I have a large family. Yes, I have 5 children of my own, but I also have 23 nieces and nephews and 30+ great-nieces and nephews. Large.
And we’ve heard it all. “Don’t you know what causes that?” (usually chortled with an accompanying poke in the ribs.) “Are you done now?” “Wow, you’ve got your hands full…” (translated: “Dear heavens, what is wrong with you people??”)
It’s all good. Say what you want; we like having loud family gatherings, trying to figure out how many chairs we’re going to need for Thanksgiving, buying in bulk and generally holding up our end of the demographic scale, since there are so many “child-free” couples these days. And as irritating as the rude remarks can be, they don’t come close to the idiocy of Zoltan Istvan, a self-described transhumanist and author, who’s recently penned an article titled, “It’s time to consider restricting human breeding.”
In even suggesting that we consider restrictions “on human breeding,” Istvan puts himself in fine company. Eugenics has been around a long time, and for whatever reason, he’s decided to join the ranks. Oh, he doesn’t come right out and say there are “certain people” we can do without. No, he hides behind a gauzy, filthy veil of “transhumanism,” trying to make his remarks seem somehow wholesome, well-being and for the common good. (I don’t think you’d recognize the common good if it jumped up and bit your nose, Mr. Istvan.)

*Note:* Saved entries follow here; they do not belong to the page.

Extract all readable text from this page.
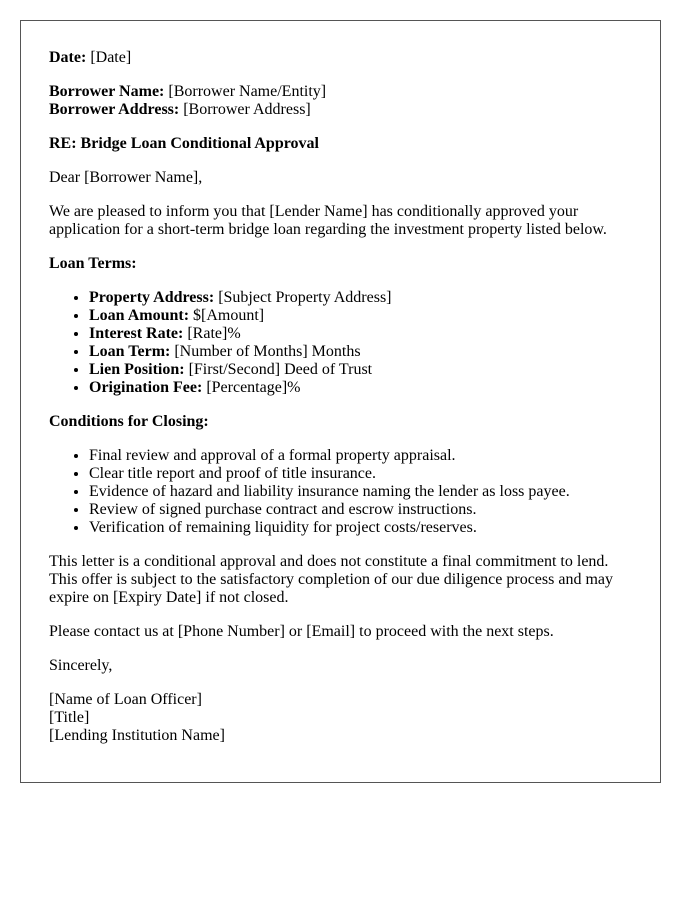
Date: [Date]

Borrower Name: [Borrower Name/Entity]
Borrower Address: [Borrower Address]

RE: Bridge Loan Conditional Approval

Dear [Borrower Name],

We are pleased to inform you that [Lender Name] has conditionally approved your application for a short-term bridge loan regarding the investment property listed below.

Loan Terms:

• Property Address: [Subject Property Address]
• Loan Amount: $[Amount]
• Interest Rate: [Rate]%
• Loan Term: [Number of Months] Months
• Lien Position: [First/Second] Deed of Trust
• Origination Fee: [Percentage]%

Conditions for Closing:

• Final review and approval of a formal property appraisal.
• Clear title report and proof of title insurance.
• Evidence of hazard and liability insurance naming the lender as loss payee.
• Review of signed purchase contract and escrow instructions.
• Verification of remaining liquidity for project costs/reserves.

This letter is a conditional approval and does not constitute a final commitment to lend. This offer is subject to the satisfactory completion of our due diligence process and may expire on [Expiry Date] if not closed.

Please contact us at [Phone Number] or [Email] to proceed with the next steps.

Sincerely,

[Name of Loan Officer]
[Title]
[Lending Institution Name]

In the UK edition of Wired.com, Istvan tells us it’s time: time to start thinking about how to control who should have kids. He’s started the list for us: homeless people, people with drug issues, criminals (he doesn’t discriminate, so I’m guessing if you got a speeding ticket, you’re doomed), and anyone who has “no resources to raise a child properly and keep it from going hungry.” Istvan also says those parents whose kids end up in human trafficking situations should be cut-off (pardon the term) from further breeding; clearly, they are unfit to parent. I wonder if he is aware that many parents in this situation do not choose this for their children. It is a situation thrust upon them by kidnappers, internet pervs, teens with serious self-control issues and other situations totally out of parental control. In fact, I wonder if Istvan is familiar with the concept of “free will.”
Breezily, Istvan says all of this is truly humanitarian. What with all the kids starving to death around the world, we really should just make sure certain people don’t breed. He’s also a feminist: women bear the brunt of breeding, and get left behind in terms of life goals and careers. Let’s not forget environmentalism: our fragile planet is going to have a nervous breakdown with so many kids running around. Don’t get him wrong; he’s not trying to take away anyone’s liberty:
The goal with licensing parents is not so much to restrict freedoms, but to guarantee the maximum resources to those children that exist and will exist in the future.
Of course, the problem is always in the details. How could society monitor such a licensing process? Would governments force abortion upon mothers if they were found to be pregnant without permission? These things seem unimaginable in most societies around the world. Besides, who wants the government handling human breeding when it can’t do basic things like balance its own budgets and stay out of wars? Perhaps a nonprofit entity like the World Health Organisation might be able to step in and offer more confidence.
As Istvan points out, the devil’s in the details (and here, I believe the devil is clearly at work.) The whole forced abortion thing is tough; just ask Chi An, a woman who was not only forced to undergo abortions, but perform them. The situation was so horrid, she fled her native China. Who would be in charge of licensing? Would we hold local elections, like we do for the school board? I’m sure you wouldn’t mind a “jury of your peers” deciding if and when you could have a baby. Or can we trust the government to this task? (Before you answer that, remember how well things like the Obamacare rollout and the War on Poverty have gone.) Or perhaps a global entity, like WHO, should be charged with the task. Their misuse of antibiotics has helped lead to drug-resistant bacterias.
Istvan’s remarks are timely, in that the movie, “The Giver, is set for release today. It looks to be a decent adaption of Lois Lowry’s book. In it, if you are deemed fit, you and your partner are given two children (but you can’t reproduce. As Istvan has pointed out, it’s too risky.) Lots of other things in life are controlled in this society as well; actually, everything in this society is controlled. Everything is great, perfect, calm, pain-free.
Until it isn’t.
Mr. Istvan, you’re a moral idiot. If you think restricting some people’s liberties because they are just too dumb to figure things out for themselves, then get ready. Your liberties are next.